A Increase the confidence threshold to 0.95 to reject all but the most obvious detections
B Add labeled images of the false positive context (orange banners, field graphics) to the training set as negative examples (with no bounding box annotations), retrain the model, and/or add bounding box annotations of the banners labeled as a separate "not-game-piece" class so the model learns to distinguish them
C Switch from YOLO to an AprilTag-based detection approach for more precision
D Add a distance filter — only accept detections closer than 2 m by bounding box size

3. An AimAtGamePieceCommand is running during autonomous. The game piece is detected at yaw = −25°. The command rotates the robot left. After 0.5 seconds, the yaw reading jumps to +30° for two frames, then returns to −22°. What is the most likely cause, and how should this be handled in the command?
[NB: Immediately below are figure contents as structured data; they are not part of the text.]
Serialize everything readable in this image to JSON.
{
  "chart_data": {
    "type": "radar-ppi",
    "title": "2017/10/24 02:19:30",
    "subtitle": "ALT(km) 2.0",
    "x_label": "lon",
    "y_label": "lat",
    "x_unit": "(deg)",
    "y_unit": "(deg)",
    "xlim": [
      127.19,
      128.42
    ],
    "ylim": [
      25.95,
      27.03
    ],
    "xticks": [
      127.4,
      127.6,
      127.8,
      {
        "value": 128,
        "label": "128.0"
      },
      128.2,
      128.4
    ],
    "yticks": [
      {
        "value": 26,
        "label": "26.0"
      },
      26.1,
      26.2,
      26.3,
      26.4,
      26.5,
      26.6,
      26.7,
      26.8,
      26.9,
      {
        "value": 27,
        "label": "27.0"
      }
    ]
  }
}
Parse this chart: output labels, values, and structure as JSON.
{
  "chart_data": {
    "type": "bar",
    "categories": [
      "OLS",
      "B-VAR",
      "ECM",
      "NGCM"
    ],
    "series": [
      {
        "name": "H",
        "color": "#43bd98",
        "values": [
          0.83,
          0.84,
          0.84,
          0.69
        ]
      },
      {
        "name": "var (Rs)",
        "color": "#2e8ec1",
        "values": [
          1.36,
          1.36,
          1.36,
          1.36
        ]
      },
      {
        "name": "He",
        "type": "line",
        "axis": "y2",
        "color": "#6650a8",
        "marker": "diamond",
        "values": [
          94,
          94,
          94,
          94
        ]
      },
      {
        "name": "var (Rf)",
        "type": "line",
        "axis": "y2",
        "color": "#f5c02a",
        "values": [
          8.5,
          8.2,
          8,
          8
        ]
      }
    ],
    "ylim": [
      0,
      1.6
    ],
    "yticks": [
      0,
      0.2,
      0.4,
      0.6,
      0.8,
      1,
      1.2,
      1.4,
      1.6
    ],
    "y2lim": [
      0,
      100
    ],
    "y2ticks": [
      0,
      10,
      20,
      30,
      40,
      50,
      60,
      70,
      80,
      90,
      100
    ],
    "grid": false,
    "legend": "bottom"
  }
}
A The PID controller's kD term is causing derivative kick — reduce kD to zero
B A false positive detection appeared at +30° (a different object briefly classified as the game piece) for two frames; the yaw jumping to the opposite side of the frame is characteristic of a momentary false detection; the fix is to add a low-pass filter or debounce on the target yaw — only use a yaw value if it was consistent for 2–3 consecutive frames, or limit the maximum yaw change per loop
C The game piece physically moved 55° in 0.5 seconds — increase the robot's rotation speed
D The camera frame rate is too low — increase to 120fps to reduce detection latency

💪 Practice Prompt

Build a Game Piece Detection Pipeline

Search Roboflow Universe (universe.roboflow.com) for a model trained on the current FRC season's game pieces. Download the best-available model in ONNX format. If no good model exists for the current season, use last season's game piece to learn the workflow. Import it into PhotonVision's ML pipeline and verify detections appear in the stream.
Implement the GamePieceSubsystem from this lesson. Add the confidence filter (reject below 0.5). Log GamePiece/Yaw, GamePiece/Dist, and GamePiece/Confidence to SmartDashboard. Deploy and verify the values update when you hold a game piece in front of the camera at various distances and angles.
Implement AimAtGamePieceCommand. Place a game piece 2 meters in front of the robot, offset 30° to the right. Command the robot to aim (in place, wheels elevated) and confirm the yaw error decreases to within ±3° in under 2 seconds. Tune the PID kP value until the response is fast without oscillation.
Test the no-detection fallback: remove the game piece from the camera's view while the command is running. Confirm the robot performs the search behavior (slow rotation) rather than stopping or erroring. Restore the piece and confirm the command resumes aiming.
Bonus: Project the game piece's approximate field position. Using your robot's current field pose (m_drive.getPose()), the camera's horizontal FOV, and the target yaw from detection, compute an estimated Translation2d for where the game piece is on the field. Pass this to AutoBuilder.pathfindToPose() to navigate to it rather than using rotate-and-drive. Log the projected position to Field2d and verify it moves realistically as you move the physical game piece.